In my previous guild I remember some warrior applying. He was accepted even though he was way off and he was pointed to me or to anothr warrior tank for info on how to get his gear and spec right. I think this approach is sufficient. There are more friendly raiding guilds out there who are willing to help people out. Isn’t that how an mmo should be?
Similar to many other commenters, my experience with MMOs is they have always expected the players to look the information up elsewhere. Blizzard is changing it but there’s not much info in Cata (MoP looks different).
The other problem is level and gear power increase; while it’s not as big in some other games as it is in WoW, it still exists and might mislead the new players into thinking higher level or better gear would solve their problems with not losing fights. I am not sure how can a game “tell” a player the right way to beat an encounter is to change their tactics instead of trying the same with better gear or on higher level.
In my opinion, informing a player their battle tactics are not good is more important than allowing them to find the information in-game but MMOs have been traditionally bad in it as quite often it was possible to overpower challenges by getting higher level or better equipment, which sends mixed messages to unsuccessful players.
To concur with Kurn’s point and place the blame for the current situation clearly where it belongs (in Blizzard’s lap), I’d like to make the following point.
Blizzard made a decision to make the end game content (raids) more accessible and also made the decision to change the way gear is acquired to equalize the gear disparities between end-game raiders and people not inclined to participate at that level (either through lack of time, skill, or commitment). This was entirely Blizzard’s decision.
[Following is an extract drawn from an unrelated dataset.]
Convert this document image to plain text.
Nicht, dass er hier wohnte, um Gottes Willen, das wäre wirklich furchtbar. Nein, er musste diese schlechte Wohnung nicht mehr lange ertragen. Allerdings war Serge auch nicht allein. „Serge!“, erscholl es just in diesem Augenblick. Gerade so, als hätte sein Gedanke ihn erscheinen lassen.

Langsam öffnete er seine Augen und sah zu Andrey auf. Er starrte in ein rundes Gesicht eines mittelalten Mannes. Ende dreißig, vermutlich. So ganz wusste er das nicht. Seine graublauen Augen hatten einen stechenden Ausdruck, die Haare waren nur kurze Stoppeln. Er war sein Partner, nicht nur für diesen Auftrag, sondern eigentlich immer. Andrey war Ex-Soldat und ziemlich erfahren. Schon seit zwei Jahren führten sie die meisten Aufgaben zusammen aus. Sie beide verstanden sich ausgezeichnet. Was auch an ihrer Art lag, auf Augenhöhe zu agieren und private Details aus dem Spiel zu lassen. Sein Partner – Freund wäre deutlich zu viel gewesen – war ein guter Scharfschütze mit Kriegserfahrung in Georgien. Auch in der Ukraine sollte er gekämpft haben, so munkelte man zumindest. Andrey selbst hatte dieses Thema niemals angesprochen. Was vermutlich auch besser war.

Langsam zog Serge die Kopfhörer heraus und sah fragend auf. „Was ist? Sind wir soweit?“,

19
Back in Vanilla, I don’t believe there were more skilled or knowledgeable players as a percentage of the player base. However, it was easy to see who was skilled, committed to high-end play, and had the time to do so. You could see it in their gear. The same was more or less true in TBC.
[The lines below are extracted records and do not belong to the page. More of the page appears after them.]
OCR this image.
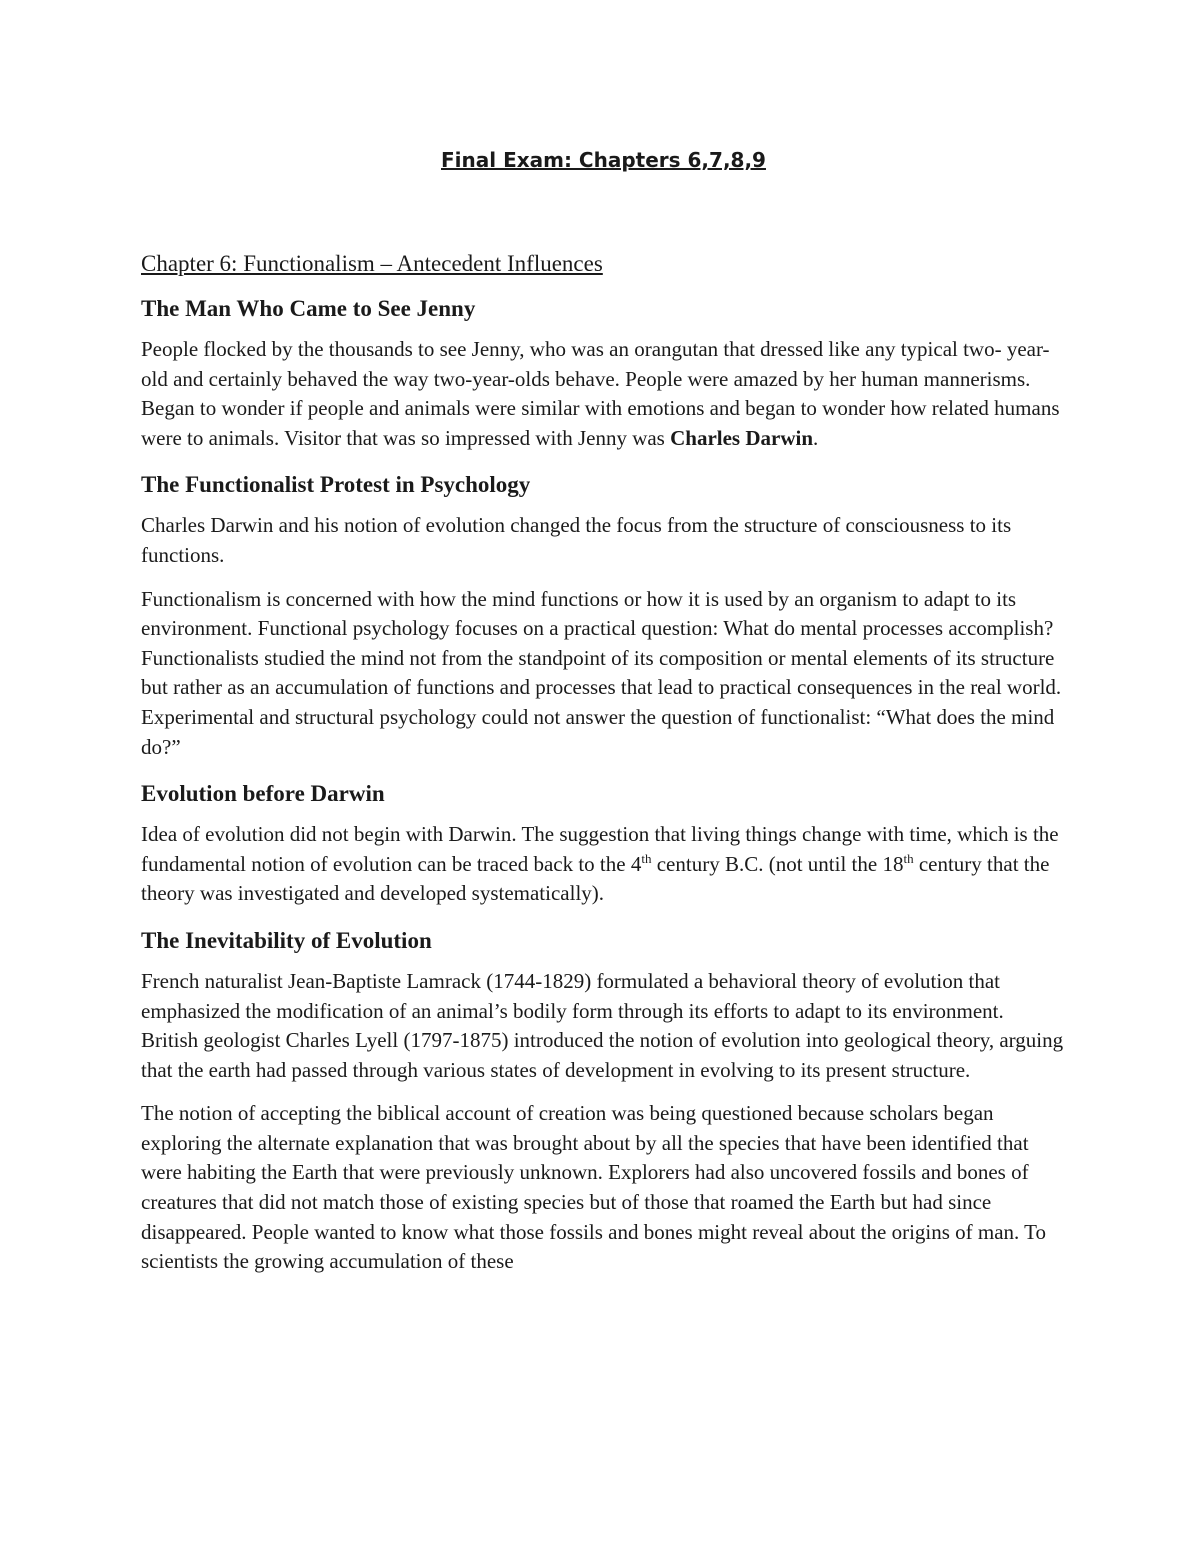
Final Exam: Chapters 6,7,8,9
Chapter 6: Functionalism – Antecedent Influences
The Man Who Came to See Jenny

People flocked by the thousands to see Jenny, who was an orangutan that dressed like any typical two- year-old and certainly behaved the way two-year-olds behave. People were amazed by her human mannerisms. Began to wonder if people and animals were similar with emotions and began to wonder how related humans were to animals. Visitor that was so impressed with Jenny was Charles Darwin.

The Functionalist Protest in Psychology

Charles Darwin and his notion of evolution changed the focus from the structure of consciousness to its functions.

Functionalism is concerned with how the mind functions or how it is used by an organism to adapt to its environment. Functional psychology focuses on a practical question: What do mental processes accomplish? Functionalists studied the mind not from the standpoint of its composition or mental elements of its structure but rather as an accumulation of functions and processes that lead to practical consequences in the real world. Experimental and structural psychology could not answer the question of functionalist: “What does the mind do?”

Evolution before Darwin

Idea of evolution did not begin with Darwin. The suggestion that living things change with time, which is the fundamental notion of evolution can be traced back to the 4th century B.C. (not until the 18th century that the theory was investigated and developed systematically).

The Inevitability of Evolution

French naturalist Jean-Baptiste Lamrack (1744-1829) formulated a behavioral theory of evolution that emphasized the modification of an animal’s bodily form through its efforts to adapt to its environment. British geologist Charles Lyell (1797-1875) introduced the notion of evolution into geological theory, arguing that the earth had passed through various states of development in evolving to its present structure.

The notion of accepting the biblical account of creation was being questioned because scholars began exploring the alternate explanation that was brought about by all the species that have been identified that were habiting the Earth that were previously unknown. Explorers had also uncovered fossils and bones of creatures that did not match those of existing species but of those that roamed the Earth but had since disappeared. People wanted to know what those fossils and bones might reveal about the origins of man. To scientists the growing accumulation of these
Blizzard made a conscious decision to minimize that gear gap. Everyone got Blues. Then everyone got Purples. Then everyone got higher iLvL Purples.
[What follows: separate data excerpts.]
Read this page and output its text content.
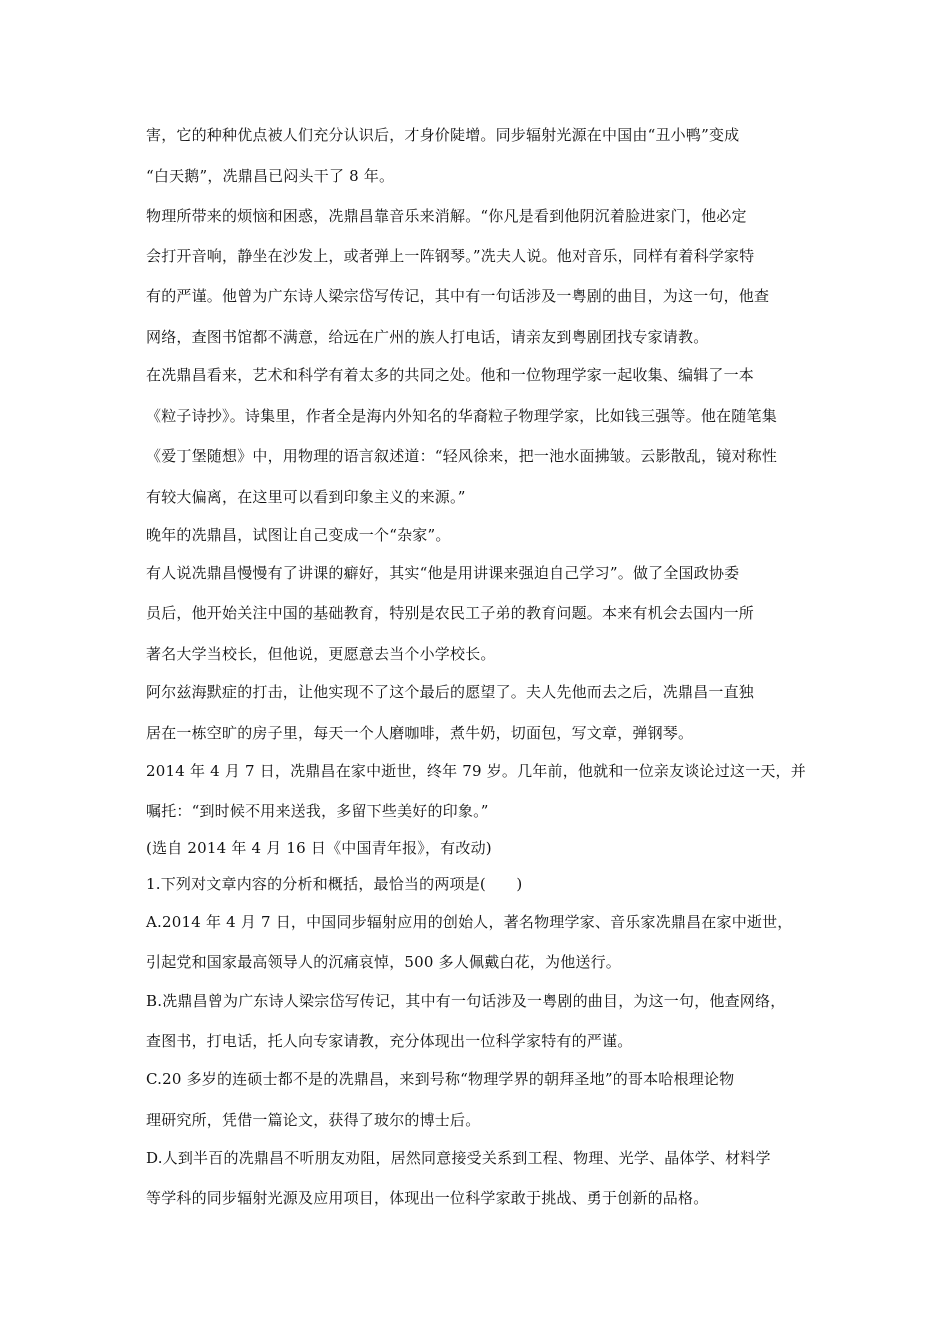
害，它的种种优点被人们充分认识后，才身价陡增。同步辐射光源在中国由“丑小鸭”变成
“白天鹅”，冼鼎昌已闷头干了 8 年。
物理所带来的烦恼和困惑，冼鼎昌靠音乐来消解。“你凡是看到他阴沉着脸进家门，他必定
会打开音响，静坐在沙发上，或者弹上一阵钢琴。”冼夫人说。他对音乐，同样有着科学家特
有的严谨。他曾为广东诗人梁宗岱写传记，其中有一句话涉及一粤剧的曲目，为这一句，他查
网络，查图书馆都不满意，给远在广州的族人打电话，请亲友到粤剧团找专家请教。
在冼鼎昌看来，艺术和科学有着太多的共同之处。他和一位物理学家一起收集、编辑了一本
《粒子诗抄》。诗集里，作者全是海内外知名的华裔粒子物理学家，比如钱三强等。他在随笔集
《爱丁堡随想》中，用物理的语言叙述道：“轻风徐来，把一池水面拂皱。云影散乱，镜对称性
有较大偏离，在这里可以看到印象主义的来源。”
晚年的冼鼎昌，试图让自己变成一个“杂家”。
有人说冼鼎昌慢慢有了讲课的癖好，其实“他是用讲课来强迫自己学习”。做了全国政协委
员后，他开始关注中国的基础教育，特别是农民工子弟的教育问题。本来有机会去国内一所
著名大学当校长，但他说，更愿意去当个小学校长。
阿尔兹海默症的打击，让他实现不了这个最后的愿望了。夫人先他而去之后，冼鼎昌一直独
居在一栋空旷的房子里，每天一个人磨咖啡，煮牛奶，切面包，写文章，弹钢琴。
2014 年 4 月 7 日，冼鼎昌在家中逝世，终年 79 岁。几年前，他就和一位亲友谈论过这一天，并
嘱托：“到时候不用来送我，多留下些美好的印象。”
(选自 2014 年 4 月 16 日《中国青年报》，有改动)
1.下列对文章内容的分析和概括，最恰当的两项是(　　)
A.2014 年 4 月 7 日，中国同步辐射应用的创始人，著名物理学家、音乐家冼鼎昌在家中逝世，
引起党和国家最高领导人的沉痛哀悼，500 多人佩戴白花，为他送行。
B.冼鼎昌曾为广东诗人梁宗岱写传记，其中有一句话涉及一粤剧的曲目，为这一句，他查网络，
查图书，打电话，托人向专家请教，充分体现出一位科学家特有的严谨。
C.20 多岁的连硕士都不是的冼鼎昌，来到号称“物理学界的朝拜圣地”的哥本哈根理论物
理研究所，凭借一篇论文，获得了玻尔的博士后。
D.人到半百的冼鼎昌不听朋友劝阻，居然同意接受关系到工程、物理、光学、晶体学、材料学
等学科的同步辐射光源及应用项目，体现出一位科学家敢于挑战、勇于创新的品格。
When everyone has gear of more or less comparable level, they’re more comfortable believing that they are capable of participating in the end-game raiding. Once they started believing that notion (they were capable, despite a lack of skill, or time, or commitment), it was only a short step to believe they were entitled to that participation. Blizzard’s decisions regarding nerfs and the LFR only reinforced that belief.
Back in Vanilla, a level 60 with Green quest stuff would never think they were actually entitled to join a Guild facing down C’Thun. These days that same person wouldn’t give a second thought to believing they could down H-Madness. The gear color differences from Vanilla still exist, they’ve just been hidden. Instead of Greens, that person has gear un-gemmed or un-enchanted. They’re wearing gear designed for other specs or other classes.
Blizzard hid the differences in gear and that was a deliberate choice. Blizzard then recognized that those people who were wearing Greens in Vanilla were still not getting access so they make the content more accessible. Neither of those decisions on Blizzard’s part actually fixed the real problem of people lacking the skill, time, or commitment. They papered over it.